I moved to Edson in the summer of 1997, only days after my wedding, to join the Living Waters Family. I have been a proud member of this family ever since, working at both Vanier and Holy Redeemer. As an educator, I have never known working outside of a Catholic, faith-filled, school environment. Information on working in a non-Catholic school has only come to me from conversations with other teachers, parents, students and my own personal observations. All I can say for certain is that the “feeling” when entering a Catholic School is unique from entering any other school. No matter where the school is, that feeling is unmistakable.
On September 25th, 2014 I experienced one of the darkest days of my life. A close friend, who was also a former staff member and wife to a current staff member, passed away suddenly. I wish I was a gifted enough writer to properly convey the loss that I felt that day for our school community, my family and friends, myself and her husband. I was devastated. When I arrived at work shortly after 8 am that morning I was immediately met by weeping students and staff members. Never before had I felt such sadness and loss.

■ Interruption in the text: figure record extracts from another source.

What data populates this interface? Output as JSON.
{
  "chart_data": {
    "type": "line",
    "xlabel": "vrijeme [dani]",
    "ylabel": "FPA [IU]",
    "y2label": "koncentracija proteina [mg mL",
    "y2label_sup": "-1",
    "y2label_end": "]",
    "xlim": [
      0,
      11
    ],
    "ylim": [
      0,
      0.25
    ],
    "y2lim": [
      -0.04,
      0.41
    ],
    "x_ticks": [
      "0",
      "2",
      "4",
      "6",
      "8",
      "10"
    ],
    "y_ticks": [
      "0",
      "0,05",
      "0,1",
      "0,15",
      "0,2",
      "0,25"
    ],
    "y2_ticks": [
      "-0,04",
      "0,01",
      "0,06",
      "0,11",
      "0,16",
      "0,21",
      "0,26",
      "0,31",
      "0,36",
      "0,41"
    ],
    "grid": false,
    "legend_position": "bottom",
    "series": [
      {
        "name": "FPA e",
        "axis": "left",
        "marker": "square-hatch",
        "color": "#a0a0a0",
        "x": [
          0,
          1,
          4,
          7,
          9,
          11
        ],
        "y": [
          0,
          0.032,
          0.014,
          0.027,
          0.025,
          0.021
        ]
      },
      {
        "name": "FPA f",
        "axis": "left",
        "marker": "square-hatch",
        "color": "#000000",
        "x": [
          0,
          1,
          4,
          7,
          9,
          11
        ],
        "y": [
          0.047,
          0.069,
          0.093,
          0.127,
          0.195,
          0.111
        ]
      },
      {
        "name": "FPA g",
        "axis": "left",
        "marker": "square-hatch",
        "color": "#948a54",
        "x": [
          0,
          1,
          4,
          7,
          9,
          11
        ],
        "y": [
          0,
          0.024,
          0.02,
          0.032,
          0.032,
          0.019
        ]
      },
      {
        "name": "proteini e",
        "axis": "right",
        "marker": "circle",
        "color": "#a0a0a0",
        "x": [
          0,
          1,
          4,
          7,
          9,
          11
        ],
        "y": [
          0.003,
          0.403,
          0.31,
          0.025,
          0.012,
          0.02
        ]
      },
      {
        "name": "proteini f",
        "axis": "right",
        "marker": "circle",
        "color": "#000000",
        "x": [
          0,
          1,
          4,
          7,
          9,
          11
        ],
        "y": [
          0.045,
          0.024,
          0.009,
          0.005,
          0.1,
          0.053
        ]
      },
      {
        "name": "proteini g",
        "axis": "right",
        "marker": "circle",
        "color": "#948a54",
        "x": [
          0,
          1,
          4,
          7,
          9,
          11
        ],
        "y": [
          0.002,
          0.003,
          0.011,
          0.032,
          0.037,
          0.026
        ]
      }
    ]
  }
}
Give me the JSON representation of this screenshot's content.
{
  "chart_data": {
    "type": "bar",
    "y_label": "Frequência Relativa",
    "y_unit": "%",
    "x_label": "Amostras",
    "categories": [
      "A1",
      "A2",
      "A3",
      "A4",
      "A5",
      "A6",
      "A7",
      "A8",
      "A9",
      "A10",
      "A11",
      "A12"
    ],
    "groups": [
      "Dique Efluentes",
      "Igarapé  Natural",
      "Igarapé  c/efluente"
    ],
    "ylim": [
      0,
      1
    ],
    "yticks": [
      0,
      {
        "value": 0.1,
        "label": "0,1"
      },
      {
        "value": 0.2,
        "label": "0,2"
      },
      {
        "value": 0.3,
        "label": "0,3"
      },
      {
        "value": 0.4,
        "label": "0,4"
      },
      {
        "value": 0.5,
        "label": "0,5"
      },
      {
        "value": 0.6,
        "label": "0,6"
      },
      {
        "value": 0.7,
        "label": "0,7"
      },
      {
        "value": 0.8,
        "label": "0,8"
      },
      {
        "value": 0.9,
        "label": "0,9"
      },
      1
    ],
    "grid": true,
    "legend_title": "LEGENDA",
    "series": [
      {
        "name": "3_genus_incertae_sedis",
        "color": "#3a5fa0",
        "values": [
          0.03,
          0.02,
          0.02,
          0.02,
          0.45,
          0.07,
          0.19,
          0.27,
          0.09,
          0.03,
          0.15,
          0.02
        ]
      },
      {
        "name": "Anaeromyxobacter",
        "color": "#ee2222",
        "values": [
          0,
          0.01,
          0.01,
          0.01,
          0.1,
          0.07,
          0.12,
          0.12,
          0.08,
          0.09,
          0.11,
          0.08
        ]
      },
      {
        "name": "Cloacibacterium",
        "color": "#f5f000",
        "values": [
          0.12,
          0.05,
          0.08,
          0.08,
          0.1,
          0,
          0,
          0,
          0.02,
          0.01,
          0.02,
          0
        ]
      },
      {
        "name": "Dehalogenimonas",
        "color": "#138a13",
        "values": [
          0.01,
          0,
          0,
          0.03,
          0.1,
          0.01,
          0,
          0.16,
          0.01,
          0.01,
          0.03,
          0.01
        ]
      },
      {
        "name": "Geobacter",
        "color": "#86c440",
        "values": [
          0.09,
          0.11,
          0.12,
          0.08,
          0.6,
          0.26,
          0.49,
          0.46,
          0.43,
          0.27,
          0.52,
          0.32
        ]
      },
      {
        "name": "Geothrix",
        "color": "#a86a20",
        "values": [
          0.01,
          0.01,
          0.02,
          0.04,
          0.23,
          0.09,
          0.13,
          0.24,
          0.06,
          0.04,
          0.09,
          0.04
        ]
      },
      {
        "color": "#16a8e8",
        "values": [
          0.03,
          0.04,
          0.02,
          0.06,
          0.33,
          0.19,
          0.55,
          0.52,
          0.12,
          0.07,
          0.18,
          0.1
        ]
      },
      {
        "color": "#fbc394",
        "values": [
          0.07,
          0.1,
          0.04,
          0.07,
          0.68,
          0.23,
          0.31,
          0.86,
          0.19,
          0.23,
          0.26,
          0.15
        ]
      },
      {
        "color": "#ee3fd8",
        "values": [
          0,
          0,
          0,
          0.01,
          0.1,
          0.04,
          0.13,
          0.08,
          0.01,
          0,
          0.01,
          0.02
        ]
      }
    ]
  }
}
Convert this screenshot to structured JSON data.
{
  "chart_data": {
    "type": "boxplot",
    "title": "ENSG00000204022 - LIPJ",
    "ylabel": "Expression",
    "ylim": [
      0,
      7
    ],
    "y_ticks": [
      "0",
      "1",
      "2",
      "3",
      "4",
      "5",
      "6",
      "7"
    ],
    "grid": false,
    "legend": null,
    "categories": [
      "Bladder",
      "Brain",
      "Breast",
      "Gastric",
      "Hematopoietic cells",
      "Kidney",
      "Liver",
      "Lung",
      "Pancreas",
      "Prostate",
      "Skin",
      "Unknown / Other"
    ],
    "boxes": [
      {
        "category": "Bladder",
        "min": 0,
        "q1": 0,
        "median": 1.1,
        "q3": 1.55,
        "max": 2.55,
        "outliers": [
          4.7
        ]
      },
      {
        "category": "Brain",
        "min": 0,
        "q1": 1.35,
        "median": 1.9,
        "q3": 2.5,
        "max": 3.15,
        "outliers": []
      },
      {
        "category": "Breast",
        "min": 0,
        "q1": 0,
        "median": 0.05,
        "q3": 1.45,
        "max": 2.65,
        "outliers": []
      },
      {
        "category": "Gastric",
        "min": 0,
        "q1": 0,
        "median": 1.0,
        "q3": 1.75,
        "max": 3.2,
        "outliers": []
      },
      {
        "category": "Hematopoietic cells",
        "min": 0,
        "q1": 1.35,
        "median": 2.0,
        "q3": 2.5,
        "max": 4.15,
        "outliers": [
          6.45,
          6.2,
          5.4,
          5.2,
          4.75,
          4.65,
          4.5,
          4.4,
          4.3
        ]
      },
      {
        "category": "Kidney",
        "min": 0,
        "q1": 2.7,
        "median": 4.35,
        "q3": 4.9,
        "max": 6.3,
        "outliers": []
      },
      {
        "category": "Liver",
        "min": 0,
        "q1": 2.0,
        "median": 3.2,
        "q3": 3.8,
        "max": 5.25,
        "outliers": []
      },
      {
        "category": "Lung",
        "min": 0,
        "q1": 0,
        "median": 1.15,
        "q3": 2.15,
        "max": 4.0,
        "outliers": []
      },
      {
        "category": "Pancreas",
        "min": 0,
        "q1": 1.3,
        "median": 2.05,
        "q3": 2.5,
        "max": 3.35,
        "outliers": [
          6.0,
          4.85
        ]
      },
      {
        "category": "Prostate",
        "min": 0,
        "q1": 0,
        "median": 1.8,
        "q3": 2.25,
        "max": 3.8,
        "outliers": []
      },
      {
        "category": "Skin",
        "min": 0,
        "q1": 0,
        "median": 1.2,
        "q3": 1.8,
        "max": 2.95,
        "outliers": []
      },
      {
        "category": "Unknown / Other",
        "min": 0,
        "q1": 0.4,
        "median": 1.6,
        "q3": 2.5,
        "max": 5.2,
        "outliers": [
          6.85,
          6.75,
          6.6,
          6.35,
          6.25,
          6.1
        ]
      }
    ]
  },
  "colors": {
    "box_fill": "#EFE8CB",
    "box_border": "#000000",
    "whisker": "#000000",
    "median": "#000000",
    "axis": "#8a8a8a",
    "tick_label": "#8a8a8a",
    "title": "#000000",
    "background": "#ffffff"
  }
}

As I made my way through the foyer, I saw something I will never forget and to this day brings a smile to my face. Our Superintendent and her Deputy Superintendent were there offering condolences to staff and students. They probably didn’t hear the news until 6 am that morning and drove to Edson (an hour drive) before I was even able to make it to the school, to be with us in our time of grief. I honestly can’t remember what they said to me that day but I clearly remember the feeling; the feeling that God is with us and that, eventually, we’d be ok.
We have a chapel in our Catholic school, which was a great source of comfort for me. Over the next days and weeks, I would spend a few minutes at the beginning and end of the day sitting in quiet, sobbing, reflection. As I sat there suffering, Jesus was there too suffering on the cross with me and for a few moments each day, I didn’t feel alone.
Our Principal, who is a deeply religious man, was also a great source of comfort to me. He and I engaged in many conversations about life and death throughout that school year. Listening to him talk about his faith helped me to heal from this great loss. I can really never thank him enough for that time, and since he retired, I miss our theological talks.
Would any of this be possible in a non-Catholic school? Of course. Catholics are not the sole custodians of empathy and compassion. However, the fact that we can bring faith into our grieving process for our staff and students cannot be overstated. It helped me immensely and I cannot imagine what that time would have been like for me without my Living Waters Family.